People v Smalls
2011 NY Slip Op 01314 [81 AD3d 860]
February 15, 2011
Appellate Division, Second Department
Published by New York State Law Reporting Bureau pursuant to Judiciary Law § 431.
As corrected through Wednesday, March 30, 2011


The People of the State of New York, Respondent,
v
Aaron Smalls, Appellant.

[*1] Lynn W.L. Fahey, New York, N.Y. (Jonathan M. Kratter of counsel), for appellant.

Richard A. Brown, District Attorney, Kew Gardens, N.Y. (John M. Castellano, Johnnette Traill, and Danielle Hartman of counsel), for respondent.

Appeal by the defendant from a judgment of the Supreme Court, Queens County (Lasak, J.), rendered May 21, 2008, convicting him of robbery in the first degree, assault in the first degree, robbery in the second degree, and assault in the second degree, upon a jury verdict, and imposing sentence.

Ordered that the judgment is modified, as a matter of discretion in the interest of justice, by vacating the conviction of assault in the first degree under count two of the indictment, vacating the sentence imposed thereon, and dismissing that count of the indictment; as so modified, the judgment is affirmed.

The defendant's Batson challenge (see Batson v Kentucky, 476 US 79 [1986]) was properly denied (see People v MacShane, 11 NY3d 841, 842 [2008]; People v Childress, 81 NY2d 263, 267-268 [1993]).
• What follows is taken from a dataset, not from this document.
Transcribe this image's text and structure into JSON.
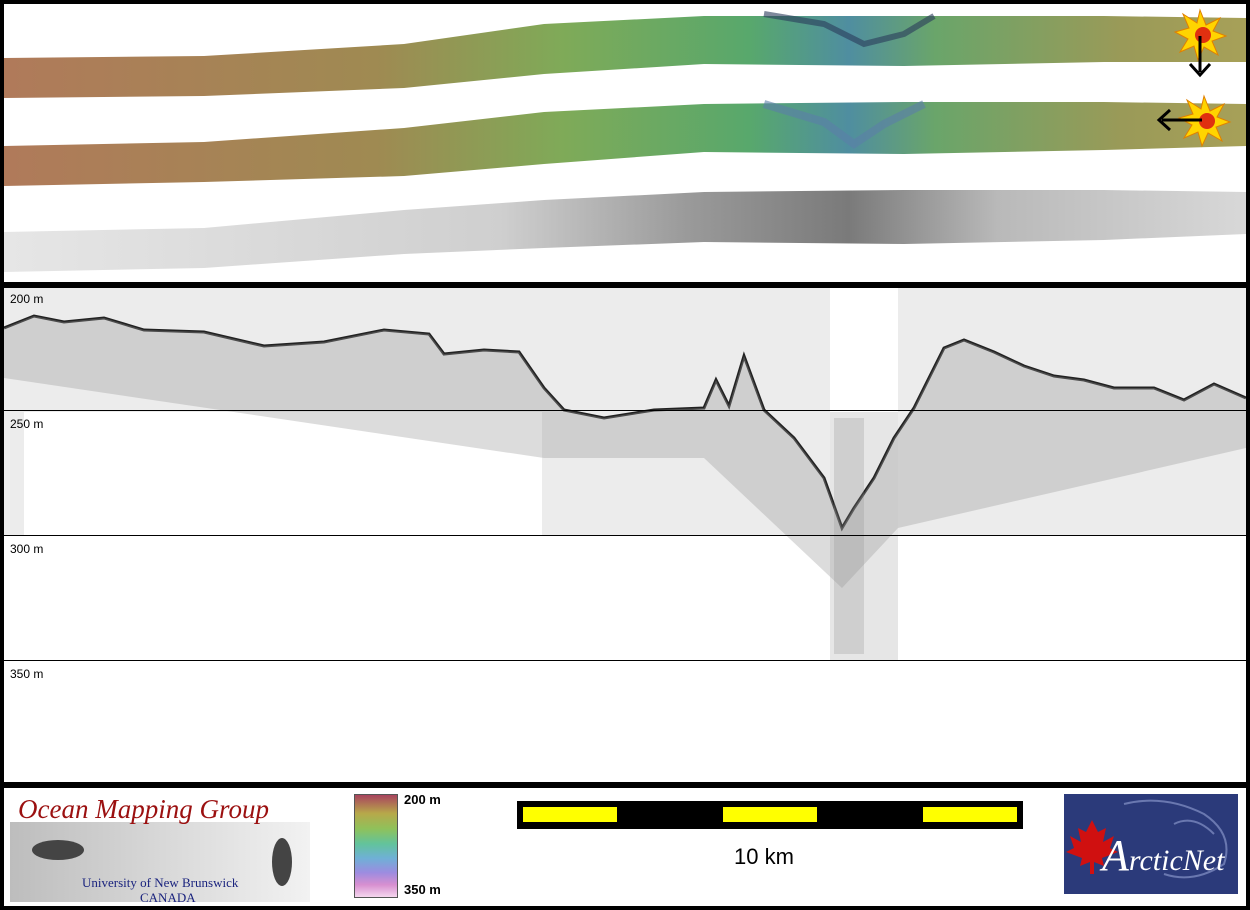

The defendant's contention that the counts of robbery in the first degree (Penal Law § 160.15 [1]) and assault in the first degree (Penal Law § 120.10 [4]) were multiplicitous is unpreserved for appellate review (see People v Clymer, 26 AD3d 443 [2006]). Nevertheless, under the circumstances, we review the contention in the interest of justice. "An indictment is multiplicitous when two or more counts charge the same crime" (People v Aarons, 296 AD2d 508, 508 [2002]; see People v Quinones, 8 AD3d 589 [2004]). Here, the record reflects that the jury charges regarding the count of assault in the first degree and the count of robbery in the first degree were essentially identical since one cannot commit robbery in the first degree under Penal Law § 160.15 (1) without simultaneously committing assault in the first degree under Penal Law § 120.10 (4). As such, those charges were multiplicitous. Accordingly, we vacate the defendant's conviction of assault in the first degree under count two of the indictment, vacate the sentence imposed thereon, and dismiss that count of the indictment (see People v Aarons, 296 AD2d at 508).

The defendant's contention that his adjudication and sentencing as a persistent violent felony offender violated his constitutional rights pursuant to Apprendi v New Jersey (530 US 466 [2000]) is unpreserved for appellate review and, in any event, is without merit (see People v Leon, 10 NY3d 122, 126 [2008], cert denied 554 US 926 [2008]; People v Kelly, 67 AD3d 706, 707 [2009]). Covello, J.P., Angiolillo, Dickerson and Belen, JJ., concur.